Though the painting is not dated, Ursula Härting has convincingly proposed a date of circa 1624-1626. Francken and Govaerts appear to have collaborated on more than forty occasions, including the Europa adorning Jupiter in the guise of a Bull (Koninklijk Museum voor Schone Kunsten, Antwerp) and The Israelites crossing the Red Sea (Kunsthalle, Hamburg), both dated 1621, and A pastoral landscape with shepherds and shepherdesses picnicking (Art market, Vienna) dating to circa 1626 (for a complete listing of their collaborations, see Härting and Borms, op. cit., p. 61).
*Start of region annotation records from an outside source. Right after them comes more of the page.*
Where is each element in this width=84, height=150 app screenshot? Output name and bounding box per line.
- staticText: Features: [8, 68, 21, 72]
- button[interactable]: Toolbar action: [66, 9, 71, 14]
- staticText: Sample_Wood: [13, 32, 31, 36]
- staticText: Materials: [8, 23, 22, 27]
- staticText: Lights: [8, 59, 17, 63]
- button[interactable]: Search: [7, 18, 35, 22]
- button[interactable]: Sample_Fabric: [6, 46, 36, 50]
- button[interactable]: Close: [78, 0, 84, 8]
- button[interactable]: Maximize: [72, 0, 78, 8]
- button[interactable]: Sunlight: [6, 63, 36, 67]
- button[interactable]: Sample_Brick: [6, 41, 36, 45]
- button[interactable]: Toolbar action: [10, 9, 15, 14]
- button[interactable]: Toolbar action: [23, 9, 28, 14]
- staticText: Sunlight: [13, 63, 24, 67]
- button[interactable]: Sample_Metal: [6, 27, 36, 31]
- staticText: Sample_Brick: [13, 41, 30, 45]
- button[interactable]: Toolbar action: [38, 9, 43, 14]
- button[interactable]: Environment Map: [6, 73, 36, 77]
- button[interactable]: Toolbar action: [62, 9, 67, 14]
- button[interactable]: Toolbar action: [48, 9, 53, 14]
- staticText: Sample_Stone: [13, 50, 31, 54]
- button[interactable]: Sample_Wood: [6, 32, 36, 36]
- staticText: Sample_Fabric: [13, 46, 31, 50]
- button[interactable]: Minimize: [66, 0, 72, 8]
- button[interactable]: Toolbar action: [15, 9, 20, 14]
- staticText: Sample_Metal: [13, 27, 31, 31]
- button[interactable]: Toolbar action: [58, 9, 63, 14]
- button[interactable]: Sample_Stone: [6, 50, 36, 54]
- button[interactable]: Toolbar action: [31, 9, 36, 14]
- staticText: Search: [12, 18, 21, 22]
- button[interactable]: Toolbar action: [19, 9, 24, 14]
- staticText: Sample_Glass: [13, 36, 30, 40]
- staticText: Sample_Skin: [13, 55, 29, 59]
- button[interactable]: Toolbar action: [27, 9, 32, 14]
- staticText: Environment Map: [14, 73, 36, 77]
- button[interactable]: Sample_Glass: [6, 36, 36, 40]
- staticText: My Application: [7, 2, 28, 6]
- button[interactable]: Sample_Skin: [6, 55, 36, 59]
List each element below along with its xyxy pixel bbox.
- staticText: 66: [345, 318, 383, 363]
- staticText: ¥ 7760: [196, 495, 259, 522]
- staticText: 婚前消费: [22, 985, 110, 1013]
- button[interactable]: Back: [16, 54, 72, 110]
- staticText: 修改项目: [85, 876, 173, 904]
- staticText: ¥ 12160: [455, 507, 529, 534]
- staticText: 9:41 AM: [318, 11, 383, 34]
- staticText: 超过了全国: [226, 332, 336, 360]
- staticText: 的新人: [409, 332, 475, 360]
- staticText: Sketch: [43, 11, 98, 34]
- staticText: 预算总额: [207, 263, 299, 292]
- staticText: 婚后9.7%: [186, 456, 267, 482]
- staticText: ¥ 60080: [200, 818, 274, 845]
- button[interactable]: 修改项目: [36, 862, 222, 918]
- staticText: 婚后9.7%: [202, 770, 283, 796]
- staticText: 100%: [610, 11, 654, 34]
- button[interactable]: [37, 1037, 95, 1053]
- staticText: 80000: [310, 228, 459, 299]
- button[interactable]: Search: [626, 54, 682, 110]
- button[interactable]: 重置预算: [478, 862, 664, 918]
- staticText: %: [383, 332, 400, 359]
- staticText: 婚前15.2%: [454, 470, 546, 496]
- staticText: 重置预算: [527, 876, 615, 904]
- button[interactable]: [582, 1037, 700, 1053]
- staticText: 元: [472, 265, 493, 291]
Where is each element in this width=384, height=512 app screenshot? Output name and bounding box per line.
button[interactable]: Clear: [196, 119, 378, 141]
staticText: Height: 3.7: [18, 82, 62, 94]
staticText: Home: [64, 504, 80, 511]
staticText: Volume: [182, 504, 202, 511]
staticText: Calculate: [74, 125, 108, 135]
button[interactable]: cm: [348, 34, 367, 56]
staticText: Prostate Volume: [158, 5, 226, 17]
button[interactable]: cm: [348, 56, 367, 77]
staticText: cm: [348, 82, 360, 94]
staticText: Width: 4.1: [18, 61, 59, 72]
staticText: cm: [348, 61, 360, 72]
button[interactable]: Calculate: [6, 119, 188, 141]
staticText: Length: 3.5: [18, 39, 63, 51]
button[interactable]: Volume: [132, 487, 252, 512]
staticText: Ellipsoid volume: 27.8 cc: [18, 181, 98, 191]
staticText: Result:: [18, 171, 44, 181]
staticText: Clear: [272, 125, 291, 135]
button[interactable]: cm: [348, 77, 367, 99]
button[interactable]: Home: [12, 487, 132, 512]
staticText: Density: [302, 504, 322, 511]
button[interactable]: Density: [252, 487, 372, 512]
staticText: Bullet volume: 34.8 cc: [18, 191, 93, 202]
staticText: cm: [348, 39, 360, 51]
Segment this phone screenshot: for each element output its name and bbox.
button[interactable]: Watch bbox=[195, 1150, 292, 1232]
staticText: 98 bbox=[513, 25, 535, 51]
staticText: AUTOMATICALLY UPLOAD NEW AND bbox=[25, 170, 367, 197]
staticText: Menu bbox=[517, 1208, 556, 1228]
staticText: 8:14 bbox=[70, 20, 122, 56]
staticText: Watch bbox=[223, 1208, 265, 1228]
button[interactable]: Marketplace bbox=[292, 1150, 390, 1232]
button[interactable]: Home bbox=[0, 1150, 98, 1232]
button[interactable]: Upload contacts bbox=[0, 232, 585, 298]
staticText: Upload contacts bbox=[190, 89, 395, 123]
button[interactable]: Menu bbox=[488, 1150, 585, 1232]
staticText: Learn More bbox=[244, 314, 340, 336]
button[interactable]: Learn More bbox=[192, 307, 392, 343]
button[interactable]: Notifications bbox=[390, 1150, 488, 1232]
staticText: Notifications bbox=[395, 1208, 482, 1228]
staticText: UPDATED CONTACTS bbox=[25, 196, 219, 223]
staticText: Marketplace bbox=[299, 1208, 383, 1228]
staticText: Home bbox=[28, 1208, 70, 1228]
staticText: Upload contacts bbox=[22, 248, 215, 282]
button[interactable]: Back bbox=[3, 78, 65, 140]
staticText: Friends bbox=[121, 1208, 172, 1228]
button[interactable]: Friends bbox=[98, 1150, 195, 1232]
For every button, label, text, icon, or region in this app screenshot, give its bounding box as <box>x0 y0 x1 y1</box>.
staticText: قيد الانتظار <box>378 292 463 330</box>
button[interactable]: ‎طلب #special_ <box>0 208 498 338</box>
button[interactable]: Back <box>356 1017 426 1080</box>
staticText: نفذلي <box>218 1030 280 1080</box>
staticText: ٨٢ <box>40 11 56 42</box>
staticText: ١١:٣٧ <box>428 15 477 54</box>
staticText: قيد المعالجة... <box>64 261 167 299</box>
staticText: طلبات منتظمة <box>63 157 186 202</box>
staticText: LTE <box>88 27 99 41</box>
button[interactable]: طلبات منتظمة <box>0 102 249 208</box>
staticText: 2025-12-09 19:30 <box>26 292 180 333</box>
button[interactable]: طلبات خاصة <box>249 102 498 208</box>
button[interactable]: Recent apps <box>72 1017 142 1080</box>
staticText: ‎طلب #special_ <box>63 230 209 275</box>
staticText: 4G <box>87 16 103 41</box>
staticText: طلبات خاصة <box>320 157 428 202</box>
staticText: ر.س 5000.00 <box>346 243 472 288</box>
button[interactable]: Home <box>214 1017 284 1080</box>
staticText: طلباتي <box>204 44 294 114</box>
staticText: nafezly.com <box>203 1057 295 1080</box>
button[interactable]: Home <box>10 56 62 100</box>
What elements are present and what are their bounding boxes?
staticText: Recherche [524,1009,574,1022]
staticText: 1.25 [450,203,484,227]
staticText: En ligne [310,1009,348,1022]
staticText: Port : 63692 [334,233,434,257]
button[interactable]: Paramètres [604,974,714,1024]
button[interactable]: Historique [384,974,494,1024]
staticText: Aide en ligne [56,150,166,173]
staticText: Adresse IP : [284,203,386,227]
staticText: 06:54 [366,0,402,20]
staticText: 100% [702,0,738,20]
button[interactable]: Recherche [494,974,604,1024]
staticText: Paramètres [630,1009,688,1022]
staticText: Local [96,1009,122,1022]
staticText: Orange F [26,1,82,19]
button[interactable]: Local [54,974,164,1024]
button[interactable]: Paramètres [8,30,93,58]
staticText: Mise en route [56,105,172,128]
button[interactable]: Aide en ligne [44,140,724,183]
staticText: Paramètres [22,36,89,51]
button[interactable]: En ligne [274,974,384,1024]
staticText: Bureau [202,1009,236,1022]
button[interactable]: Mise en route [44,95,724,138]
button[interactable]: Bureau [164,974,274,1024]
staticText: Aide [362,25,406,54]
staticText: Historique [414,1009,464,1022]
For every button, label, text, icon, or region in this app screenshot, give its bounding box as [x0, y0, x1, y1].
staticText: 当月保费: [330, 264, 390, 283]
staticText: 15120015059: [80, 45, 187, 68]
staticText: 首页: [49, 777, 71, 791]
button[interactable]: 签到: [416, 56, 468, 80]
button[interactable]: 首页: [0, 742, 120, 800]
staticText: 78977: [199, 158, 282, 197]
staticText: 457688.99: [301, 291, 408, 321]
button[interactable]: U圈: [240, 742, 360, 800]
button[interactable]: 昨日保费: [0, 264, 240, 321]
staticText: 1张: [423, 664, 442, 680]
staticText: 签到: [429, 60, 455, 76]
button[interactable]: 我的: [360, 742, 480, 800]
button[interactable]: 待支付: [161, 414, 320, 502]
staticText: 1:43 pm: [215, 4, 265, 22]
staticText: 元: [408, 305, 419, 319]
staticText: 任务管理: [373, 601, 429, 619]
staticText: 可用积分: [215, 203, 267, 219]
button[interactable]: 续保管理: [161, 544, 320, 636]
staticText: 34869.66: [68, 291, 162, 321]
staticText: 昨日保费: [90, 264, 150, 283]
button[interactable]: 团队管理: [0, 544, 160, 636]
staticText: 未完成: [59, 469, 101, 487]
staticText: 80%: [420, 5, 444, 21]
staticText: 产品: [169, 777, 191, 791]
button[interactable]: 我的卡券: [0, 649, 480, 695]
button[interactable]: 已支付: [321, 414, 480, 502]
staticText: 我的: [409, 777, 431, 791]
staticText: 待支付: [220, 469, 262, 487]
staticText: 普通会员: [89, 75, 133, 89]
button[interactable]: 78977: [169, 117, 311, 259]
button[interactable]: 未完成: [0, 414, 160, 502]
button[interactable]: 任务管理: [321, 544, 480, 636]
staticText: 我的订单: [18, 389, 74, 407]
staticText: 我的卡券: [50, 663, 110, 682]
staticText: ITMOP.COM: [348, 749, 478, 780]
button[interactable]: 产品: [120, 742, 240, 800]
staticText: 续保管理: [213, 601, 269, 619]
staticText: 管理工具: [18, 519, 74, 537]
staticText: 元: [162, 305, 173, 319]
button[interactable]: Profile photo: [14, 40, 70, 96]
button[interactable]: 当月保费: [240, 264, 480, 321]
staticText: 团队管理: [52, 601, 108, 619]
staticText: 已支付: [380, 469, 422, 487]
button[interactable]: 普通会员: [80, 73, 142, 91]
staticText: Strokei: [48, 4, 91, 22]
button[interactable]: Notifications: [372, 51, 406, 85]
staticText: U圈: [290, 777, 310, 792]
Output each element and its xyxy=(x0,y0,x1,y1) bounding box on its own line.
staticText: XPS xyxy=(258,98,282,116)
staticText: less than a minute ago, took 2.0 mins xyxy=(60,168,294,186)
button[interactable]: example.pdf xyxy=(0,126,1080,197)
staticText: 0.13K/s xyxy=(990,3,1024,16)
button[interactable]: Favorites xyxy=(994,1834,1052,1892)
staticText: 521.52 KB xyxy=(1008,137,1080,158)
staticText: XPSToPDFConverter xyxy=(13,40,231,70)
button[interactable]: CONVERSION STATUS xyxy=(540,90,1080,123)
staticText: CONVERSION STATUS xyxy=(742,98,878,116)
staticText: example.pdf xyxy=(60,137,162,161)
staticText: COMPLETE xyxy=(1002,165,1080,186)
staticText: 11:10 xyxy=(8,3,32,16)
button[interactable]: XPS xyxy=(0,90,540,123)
In the first two paintings, the figures are less prominent and well-integrated in the landscape than the present work, while the pastoral subject matter of the third is seldom found in Antwerp until the 1630s, suggesting that it was unlikely to have been produced much before the mid-1620s. These factors, combined with Govaert’s death in 1626 which provides a terminus ante quem for the painting’s production, argue strongly in favor of Härting’s proposed dating.